Ten years ago I used to take our dog
walking these country lanes. His large,
shaggy soulful frame is long gone and I am reminded, as I take the same walk,
of his beautiful friendship. This time
through the heavy silent mist of a mid-November afternoon I am walking with an
Indian friend from Canada. He has been
staying at the school for some time and we talk about his experiences and
discoveries; he is researching for a book on a different approach to education
and has gained fascinating insights from his interviews and conversations. We walk slowly up the drive to the large
house, the fields either side exude a soft stillness and the leaves fall in quiet
flurries to the ground exposing the trees to their winter skeleton. We are not hemmed in by the thick mist, there
is not that cloying claustrophobia you can get in the cities and towns, instead
there is an atmosphere of gentleness and peace.
The next day I am invited to spend the
morning observing and interacting with several classes of students, girls and
boys aged from thirteen to nineteen.
These students come from all over the world and have recently joined
this particular school community; the only one of its kind in Europe. Many are a long way from home. The first two classes explore the role of
peer counsellor through role play and reflection. It is an opportunity to develop the process
of listening and observation in respect of human behaviour; so responses to
non-verbal as well as verbal expressions are discussed. There is no authority in the classroom in the
sense of an expert and the students are free to question any aspect of what is
going on: the intelligence and sharpness of their observations is no surprise
to me, but may be of some news to those who consider teenagers only to be
capable of receiving knowledge rather than thinking for themselves.

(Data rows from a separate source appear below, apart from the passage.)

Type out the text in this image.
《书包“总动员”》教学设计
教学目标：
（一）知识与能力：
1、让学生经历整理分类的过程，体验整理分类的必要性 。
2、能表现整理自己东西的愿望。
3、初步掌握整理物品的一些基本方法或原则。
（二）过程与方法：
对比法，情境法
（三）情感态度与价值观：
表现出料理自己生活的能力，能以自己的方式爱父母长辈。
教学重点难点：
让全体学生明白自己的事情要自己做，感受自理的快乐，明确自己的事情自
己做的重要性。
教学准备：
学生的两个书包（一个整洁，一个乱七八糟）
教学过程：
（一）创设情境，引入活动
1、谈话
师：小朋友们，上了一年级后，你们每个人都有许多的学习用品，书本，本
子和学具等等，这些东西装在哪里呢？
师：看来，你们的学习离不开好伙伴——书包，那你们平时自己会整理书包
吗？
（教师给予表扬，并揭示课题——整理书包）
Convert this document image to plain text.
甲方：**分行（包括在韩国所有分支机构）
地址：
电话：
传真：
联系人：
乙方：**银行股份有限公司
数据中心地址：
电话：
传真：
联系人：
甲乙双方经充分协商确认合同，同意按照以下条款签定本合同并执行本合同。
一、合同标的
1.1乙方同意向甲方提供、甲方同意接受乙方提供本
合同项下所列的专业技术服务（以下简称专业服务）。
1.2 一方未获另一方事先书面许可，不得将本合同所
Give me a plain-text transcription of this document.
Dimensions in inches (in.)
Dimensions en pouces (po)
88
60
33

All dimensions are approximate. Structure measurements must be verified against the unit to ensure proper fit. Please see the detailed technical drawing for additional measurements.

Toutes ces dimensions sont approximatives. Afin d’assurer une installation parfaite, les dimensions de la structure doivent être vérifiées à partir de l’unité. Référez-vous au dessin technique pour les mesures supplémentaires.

During the human development classes I am
given the opportunity of asking the student questions about their experiences
of being listened to, which also includes reference to some participation in
their own learning. The vast majority of
these students are in their first term at the school and, therefore, their
memories are very recent. Their
background varies from home-schooling, through small ‘alternative’ schools,
‘regular’ schools, to one student who had come from a school in South America
that had three thousand students. In general they had experienced limited
communication with adults. For some it
would be purely about academics, others had relationships which led to broader
and more meaningful conversations, a significant few talk about having no
relationship beyond that common to most traditional hierarchical and
disciplinarian schools. Many say that they
had articulated their thoughts, but had not often been listened to in a way
that engendered some kind of response that acknowledged what they had been
saying. Some mention anger and
frustration as being a regular facet of their lives with adults.
However, although an examination of their
present situation is not an intention of my questioning, several talk of this: the usage of adult’s first names making a
significant difference; active involvement if the running of the school; the
culture of the school that does not depend on a hierarchy and an
acknowledgement that everyone is learning together. These young people are relaxed, open and articulate
- it is a delight to be with them.
Meanwhile, the UK Government is working
hard to ensure the vast majority of children do not have access to a culture of
learning in which they might participate fully.
No opportunity is given for them to even question what is going on. Power is being used to promote a thoughtless,
inhumane and ultimately useless approach to education dreamed up from a
male-orientated, militaristic, narrowly academic ideology. Education has become a battleground dominated
by fear, distrust and frustration – hardly a creative environment in which both
teacher and students can thrive. We have
become so obsessed with what goes on in our heads and what our hands can
produce we have forgotten our hearts: for when the heart does not beat the
brain can no longer function and the hand is still.
In this quotation it is important to
understand ‘he’ is also ‘she’.
‘The
true teacher is not he who has built up an impressive educational organization,
nor he who is an instrument of the politicians, nor he who is bound to an
ideal, a belief or a country. The true
teacher is inwardly rich and therefore asks nothing for himself; he is not
ambitious and seeks no power in any form; he does not use teaching as a means
of acquiring position or authority, and therefore he is free from the
compulsion of authority and control of governments. Such teachers have primary place in an
enlightened civilization, for true culture is founded, not on the engineers and
technicians, but on the educators.’ J Krishnamurti Education and
the Significance of Life (1953)
This is why I went into teaching, why I had
to leave teaching and why I will return.